5. Sélectionnez TOUTES les réponses correctes décrivant les risques d'une mauvaise décision d'allocation.

Sélectionnez toutes les réponses correctes.

Lire les signaux : trois métriques qui déclenchent l'action

La visibilité ne compte que si elle change une décision. Surveillez ces trois-là :

1. La variance du lead time. Pas la moyenne, la dispersion. Si le transit d'une lane oscille entre 35 et 60 jours, votre stock de sécurité doit couvrir le pire cas. Réduire la *variance* vaut souvent plus que réduire la durée moyenne.

2. Le sell-through rate. Unités vendues divisées par unités reçues, sur une période. Un sell-through élevé et précoce sur un stock limité est le signal pour chercher des transferts ou accélérer ; un sell-through faible est le signal pour cesser d'alimenter cette boutique et commencer à préparer le markdown.

3. Le taux de disponibilité par taille. Un modèle peut sembler « en stock » alors qu'il manque les deux tailles qui vendent le plus. Suivre la disponibilité au niveau taille, et pas seulement au niveau modèle, c'est là que se cachent beaucoup de ventes perdues.
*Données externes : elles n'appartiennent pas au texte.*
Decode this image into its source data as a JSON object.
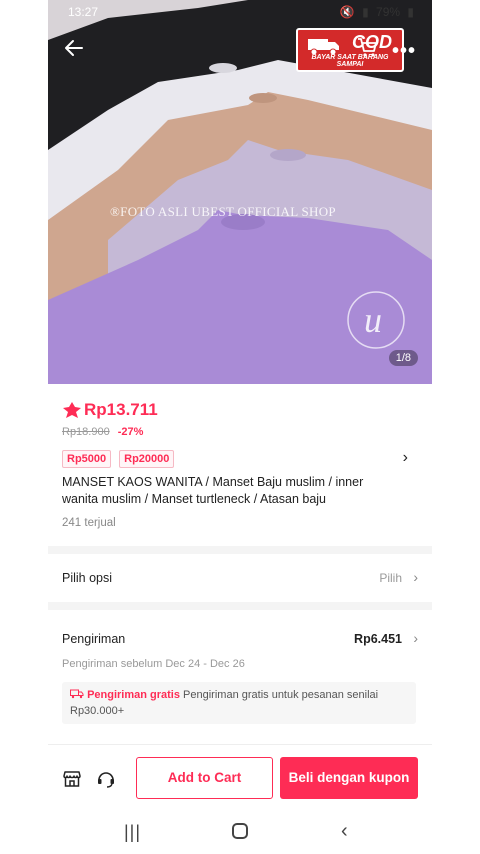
{
  "status_bar": {
    "time": "13:27",
    "battery": "79%"
  },
  "hero": {
    "cod_title": "COD",
    "cod_subtitle": "BAYAR SAAT BARANG SAMPAI",
    "more": "•••",
    "watermark": "®FOTO ASLI UBEST OFFICIAL SHOP",
    "page_indicator": "1/8",
    "shirt_colors": [
      "#1f1f22",
      "#e9e8ee",
      "#cfa68f",
      "#c5b9d6",
      "#a98bd6"
    ]
  },
  "product": {
    "price": "Rp13.711",
    "original_price": "Rp18.900",
    "discount": "-27%",
    "vouchers": [
      "Rp5000",
      "Rp20000"
    ],
    "title": "MANSET KAOS WANITA /  Manset Baju muslim / inner wanita muslim / Manset turtleneck / Atasan baju",
    "sold": "241 terjual"
  },
  "options": {
    "label": "Pilih opsi",
    "value": "Pilih"
  },
  "shipping": {
    "label": "Pengiriman",
    "price": "Rp6.451",
    "date": "Pengiriman sebelum Dec 24 - Dec 26",
    "free_tag": "Pengiriman gratis",
    "free_text": "Pengiriman gratis untuk pesanan senilai Rp30.000+"
  },
  "actions": {
    "add_to_cart": "Add to Cart",
    "buy": "Beli dengan kupon"
  },
  "colors": {
    "accent": "#fe2c55",
    "cod_red": "#d32a2a"
  }
}
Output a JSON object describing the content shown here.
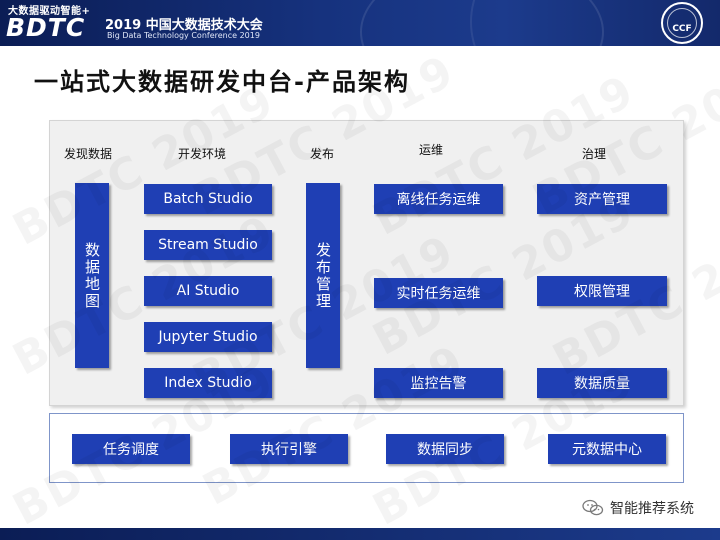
{
  "banner": {
    "tagline": "大数据驱动智能+",
    "logo_text": "BDTC",
    "conference_cn": "2019 中国大数据技术大会",
    "conference_en": "Big Data Technology Conference 2019",
    "seal_text": "CCF"
  },
  "title": "一站式大数据研发中台-产品架构",
  "watermark": "BDTC 2019",
  "columns": {
    "discover": "发现数据",
    "develop": "开发环境",
    "publish": "发布",
    "operate": "运维",
    "govern": "治理"
  },
  "data_map": "数据地图",
  "dev_studios": [
    "Batch Studio",
    "Stream Studio",
    "AI Studio",
    "Jupyter Studio",
    "Index Studio"
  ],
  "publish_manage": "发布管理",
  "ops_items": [
    "离线任务运维",
    "实时任务运维",
    "监控告警"
  ],
  "gov_items": [
    "资产管理",
    "权限管理",
    "数据质量"
  ],
  "bottom_items": [
    "任务调度",
    "执行引擎",
    "数据同步",
    "元数据中心"
  ],
  "footer": {
    "brand": "智能推荐系统"
  },
  "colors": {
    "box_blue": "#1f3fb4",
    "banner_navy": "#0b1d55",
    "panel_gray": "#f0f0f0"
  }
}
Être en rupture de M, c'est être en rupture de la vente.

Un mini-scénario chiffré

Le sweat de Tirupur : 5 000 unités, dédouanées, disponibles à la vente vendredi.
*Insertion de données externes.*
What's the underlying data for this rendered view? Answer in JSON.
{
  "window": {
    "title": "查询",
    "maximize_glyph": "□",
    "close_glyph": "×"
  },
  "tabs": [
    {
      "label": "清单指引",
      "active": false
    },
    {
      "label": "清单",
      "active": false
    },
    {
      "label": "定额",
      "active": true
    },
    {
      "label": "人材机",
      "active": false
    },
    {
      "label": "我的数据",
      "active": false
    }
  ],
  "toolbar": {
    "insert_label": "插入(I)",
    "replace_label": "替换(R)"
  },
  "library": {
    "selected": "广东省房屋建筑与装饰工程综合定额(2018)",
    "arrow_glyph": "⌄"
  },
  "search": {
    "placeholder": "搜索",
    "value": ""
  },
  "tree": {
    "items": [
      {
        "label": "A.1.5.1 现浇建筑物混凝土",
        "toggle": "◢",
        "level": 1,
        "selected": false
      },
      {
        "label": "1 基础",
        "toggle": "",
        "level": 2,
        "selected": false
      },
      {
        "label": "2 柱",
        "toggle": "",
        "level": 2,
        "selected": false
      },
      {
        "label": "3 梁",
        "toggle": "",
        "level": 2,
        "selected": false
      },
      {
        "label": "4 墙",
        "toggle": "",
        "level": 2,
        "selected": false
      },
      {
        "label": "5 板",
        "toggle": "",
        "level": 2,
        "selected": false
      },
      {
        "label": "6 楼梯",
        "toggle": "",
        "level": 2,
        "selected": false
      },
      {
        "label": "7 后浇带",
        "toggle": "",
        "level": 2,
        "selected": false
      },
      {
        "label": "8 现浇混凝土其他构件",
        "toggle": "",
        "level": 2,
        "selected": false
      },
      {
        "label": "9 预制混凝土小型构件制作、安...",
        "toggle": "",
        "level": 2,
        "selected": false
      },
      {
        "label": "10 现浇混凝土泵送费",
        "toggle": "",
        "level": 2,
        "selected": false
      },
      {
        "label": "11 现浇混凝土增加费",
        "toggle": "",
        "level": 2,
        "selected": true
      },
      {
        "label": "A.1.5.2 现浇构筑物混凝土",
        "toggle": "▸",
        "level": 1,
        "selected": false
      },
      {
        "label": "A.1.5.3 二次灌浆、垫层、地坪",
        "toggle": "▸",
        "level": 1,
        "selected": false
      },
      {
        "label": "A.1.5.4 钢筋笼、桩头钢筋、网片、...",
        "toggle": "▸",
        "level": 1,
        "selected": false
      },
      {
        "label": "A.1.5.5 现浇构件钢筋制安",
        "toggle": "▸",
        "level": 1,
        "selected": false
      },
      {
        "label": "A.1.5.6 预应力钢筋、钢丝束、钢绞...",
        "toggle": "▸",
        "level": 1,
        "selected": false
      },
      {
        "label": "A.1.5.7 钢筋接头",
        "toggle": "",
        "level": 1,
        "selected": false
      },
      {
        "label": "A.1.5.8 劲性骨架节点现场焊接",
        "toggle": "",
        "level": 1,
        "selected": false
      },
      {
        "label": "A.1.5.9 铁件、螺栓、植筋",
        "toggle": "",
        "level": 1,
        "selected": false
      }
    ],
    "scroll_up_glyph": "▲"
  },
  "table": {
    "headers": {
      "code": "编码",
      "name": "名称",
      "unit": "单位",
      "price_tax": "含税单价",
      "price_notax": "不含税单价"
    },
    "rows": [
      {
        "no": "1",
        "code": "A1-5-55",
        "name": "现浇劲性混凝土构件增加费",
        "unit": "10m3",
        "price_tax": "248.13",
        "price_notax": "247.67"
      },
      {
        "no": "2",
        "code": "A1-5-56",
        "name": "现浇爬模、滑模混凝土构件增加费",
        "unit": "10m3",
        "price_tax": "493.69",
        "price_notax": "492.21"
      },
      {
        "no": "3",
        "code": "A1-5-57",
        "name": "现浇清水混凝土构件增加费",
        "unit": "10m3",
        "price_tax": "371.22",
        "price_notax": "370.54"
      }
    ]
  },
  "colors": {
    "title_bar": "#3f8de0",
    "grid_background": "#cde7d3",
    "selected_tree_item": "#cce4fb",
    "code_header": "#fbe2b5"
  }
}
  • Boutique A : vend 20/semaine, 5 en stock, cible 4 semaines. Besoin = (4 x 20) - 5 = 75.
  • Boutique B : vend 4/semaine, 10 en stock, cible 4 semaines. Besoin = (4 x 4) - 10 = 6.
  • Buffer e-commerce cible : 400.

Si le besoin total du réseau est de 4 000 unités et que vous en avez 5 000, tout le monde est couvert et 1 000 restent en buffer au DC. Si le besoin total est de 8 000, vous allouez proportionnellement : la boutique A reçoit sa part du déficit, la boutique B sa part (plus petite), et aucune boutique chaude ne prive une boutique lente de son filet.

La part visibilité : parce que vous avez vu le dédouanement mercredi, l'allocation était déjà lancée et les expéditions ont quitté le DC vendredi après-midi, pas le mardi suivant.

À retenir

  • Traitez le lead time comme une distribution live, pas comme une hypothèse fixe. Planifier sur les données in-transit réelles, et sur la variance, évite à la fois les ruptures et les transferts de panique.
  • Allouez au besoin démontré, pas à parts égales. L'allocation proportionnelle au rate of sale (et par taille) place les unités rares là où elles se vendent.
  • Comparez les jours de couverture aux jours avant réapprovisionnement. Cet écart est votre véritable alerte de rupture, bien plus utile qu'un flag statique de stock faible.
  • Gardez un buffer central pour l'omnicanal. Des lead times plus courts et plus fiables permettent de le réduire ; les lanes volatiles exigent plus de matelas.
  • La visibilité n'a de valeur que si elle change une décision. Pré-positionnez les allocations à partir des signaux de douane et d'ETA pour que les marchandises arrivent en rayon plusieurs jours plus tôt.